The sahibs of the British colony in Singapore had thought it bad enough some years ago when the Sultan married (and subsequently divorced) a Scotswoman who had been the wife of a Singapore physician. A cabaret-girl-Sultana the sahibs considered quite impossible. Social royalists, they ganged up and put moral pressure on the precedent-breaking Sultan by unanimously refusing his invitations, although Miss Hill was properly chaperoned at the palace by her mother. The Sultan had his revenge, by ordering the sahibs off his golf course, their children away from his bandstand.
It is risky for an Asiatic to frustrate sahibs. The Sultan of Johore soon discovered reports were reaching London that he was making an issue of marrying Miss Hill, had engaged in a "serious quarrel" with the Governor of Straits Settlements. Afraid the British Government might crack down, His Highness suddenly made amends by packing Miss Hill and her mother off to England. But he attended their sailing party and stood on the dock while his guests waved farewell to him (see cut). Last week in London, as mother & daughter landed, the Sultan's long-time legal adviser.

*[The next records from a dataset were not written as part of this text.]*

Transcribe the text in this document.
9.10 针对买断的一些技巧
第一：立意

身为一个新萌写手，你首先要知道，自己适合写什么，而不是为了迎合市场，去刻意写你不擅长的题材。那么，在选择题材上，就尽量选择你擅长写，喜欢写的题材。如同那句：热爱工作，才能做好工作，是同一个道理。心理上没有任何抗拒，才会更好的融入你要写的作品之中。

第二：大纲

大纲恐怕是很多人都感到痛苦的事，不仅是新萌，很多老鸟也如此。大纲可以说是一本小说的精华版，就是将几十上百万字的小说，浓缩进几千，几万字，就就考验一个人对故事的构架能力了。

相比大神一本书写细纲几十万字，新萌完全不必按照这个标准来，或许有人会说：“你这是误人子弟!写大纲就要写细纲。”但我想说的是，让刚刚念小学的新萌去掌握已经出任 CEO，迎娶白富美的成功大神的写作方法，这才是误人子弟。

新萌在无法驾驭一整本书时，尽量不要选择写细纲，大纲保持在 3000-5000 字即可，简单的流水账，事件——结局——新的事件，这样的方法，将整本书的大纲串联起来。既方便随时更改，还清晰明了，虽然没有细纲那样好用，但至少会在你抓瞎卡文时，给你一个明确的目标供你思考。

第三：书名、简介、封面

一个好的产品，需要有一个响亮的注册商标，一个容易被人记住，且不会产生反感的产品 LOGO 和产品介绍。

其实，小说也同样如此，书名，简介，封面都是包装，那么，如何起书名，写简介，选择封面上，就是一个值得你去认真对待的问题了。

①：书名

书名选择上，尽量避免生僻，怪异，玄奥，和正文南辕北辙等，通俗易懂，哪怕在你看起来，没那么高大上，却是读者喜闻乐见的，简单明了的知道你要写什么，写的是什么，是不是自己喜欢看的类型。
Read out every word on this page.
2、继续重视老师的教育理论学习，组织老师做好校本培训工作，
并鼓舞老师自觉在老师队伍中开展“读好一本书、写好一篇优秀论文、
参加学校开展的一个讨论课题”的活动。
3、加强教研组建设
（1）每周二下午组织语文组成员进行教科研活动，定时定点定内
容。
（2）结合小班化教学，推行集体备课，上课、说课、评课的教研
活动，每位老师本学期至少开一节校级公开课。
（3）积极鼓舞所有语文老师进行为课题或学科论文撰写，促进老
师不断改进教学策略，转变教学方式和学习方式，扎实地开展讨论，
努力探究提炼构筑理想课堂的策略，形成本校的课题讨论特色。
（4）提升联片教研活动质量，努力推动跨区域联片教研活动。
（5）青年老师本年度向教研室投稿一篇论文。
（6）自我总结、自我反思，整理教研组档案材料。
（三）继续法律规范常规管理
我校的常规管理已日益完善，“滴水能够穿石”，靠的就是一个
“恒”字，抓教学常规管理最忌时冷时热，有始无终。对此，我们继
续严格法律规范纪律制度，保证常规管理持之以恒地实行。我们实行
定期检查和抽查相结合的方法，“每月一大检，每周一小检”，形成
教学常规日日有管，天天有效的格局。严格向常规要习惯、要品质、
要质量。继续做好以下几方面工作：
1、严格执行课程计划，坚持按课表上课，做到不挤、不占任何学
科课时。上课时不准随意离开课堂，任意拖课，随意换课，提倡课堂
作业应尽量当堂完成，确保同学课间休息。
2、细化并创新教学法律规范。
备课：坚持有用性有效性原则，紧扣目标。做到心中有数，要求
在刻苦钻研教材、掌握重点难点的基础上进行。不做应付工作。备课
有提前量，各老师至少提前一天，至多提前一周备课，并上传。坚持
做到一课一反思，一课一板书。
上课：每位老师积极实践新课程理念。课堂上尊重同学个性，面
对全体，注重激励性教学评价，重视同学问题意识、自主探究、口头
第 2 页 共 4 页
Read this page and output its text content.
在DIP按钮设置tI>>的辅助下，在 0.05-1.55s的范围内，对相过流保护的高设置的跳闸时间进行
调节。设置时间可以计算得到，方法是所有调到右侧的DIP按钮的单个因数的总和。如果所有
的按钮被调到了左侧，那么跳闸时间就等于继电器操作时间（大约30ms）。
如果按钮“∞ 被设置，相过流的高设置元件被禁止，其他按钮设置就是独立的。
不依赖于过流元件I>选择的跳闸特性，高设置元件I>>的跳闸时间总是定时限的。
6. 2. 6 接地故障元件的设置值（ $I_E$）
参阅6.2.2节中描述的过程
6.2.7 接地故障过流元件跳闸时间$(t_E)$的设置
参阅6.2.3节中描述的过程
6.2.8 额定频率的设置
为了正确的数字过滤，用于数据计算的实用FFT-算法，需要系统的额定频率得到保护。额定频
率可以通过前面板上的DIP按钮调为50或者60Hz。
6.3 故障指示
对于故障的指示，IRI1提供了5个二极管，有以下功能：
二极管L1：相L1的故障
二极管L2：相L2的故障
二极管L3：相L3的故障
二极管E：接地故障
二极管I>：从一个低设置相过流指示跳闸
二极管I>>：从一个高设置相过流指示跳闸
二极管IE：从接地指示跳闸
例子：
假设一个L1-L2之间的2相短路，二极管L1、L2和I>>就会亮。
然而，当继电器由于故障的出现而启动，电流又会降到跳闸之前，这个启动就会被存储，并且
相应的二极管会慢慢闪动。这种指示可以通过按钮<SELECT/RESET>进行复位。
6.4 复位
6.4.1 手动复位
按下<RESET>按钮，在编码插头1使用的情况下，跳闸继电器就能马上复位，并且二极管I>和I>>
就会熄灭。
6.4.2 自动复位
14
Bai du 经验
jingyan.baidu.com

Roland Braddell, swarthy, bespectacled author of Lights of Singapore, hastily called in British journalists, handed them a cable just received from the Sultan: I HAVE NEVER SUGGESTED MARRYING MISS HILL STOP ANY SUGGESTION OF POLITICAL IMPLICATIONS IS A LIE STOP ANY SUGGESTION OF MY NOT FAITHFULLY CARRYING OUT ALL AGREEMENTS WITH THE BRITISH GOVERNMENT IS ALSO A LIE STOP.
Having sent this cable, His Highness prepared to leave Johore to spend another holiday in Sumatra, where it is not hard to find attractive mother & daughter setups.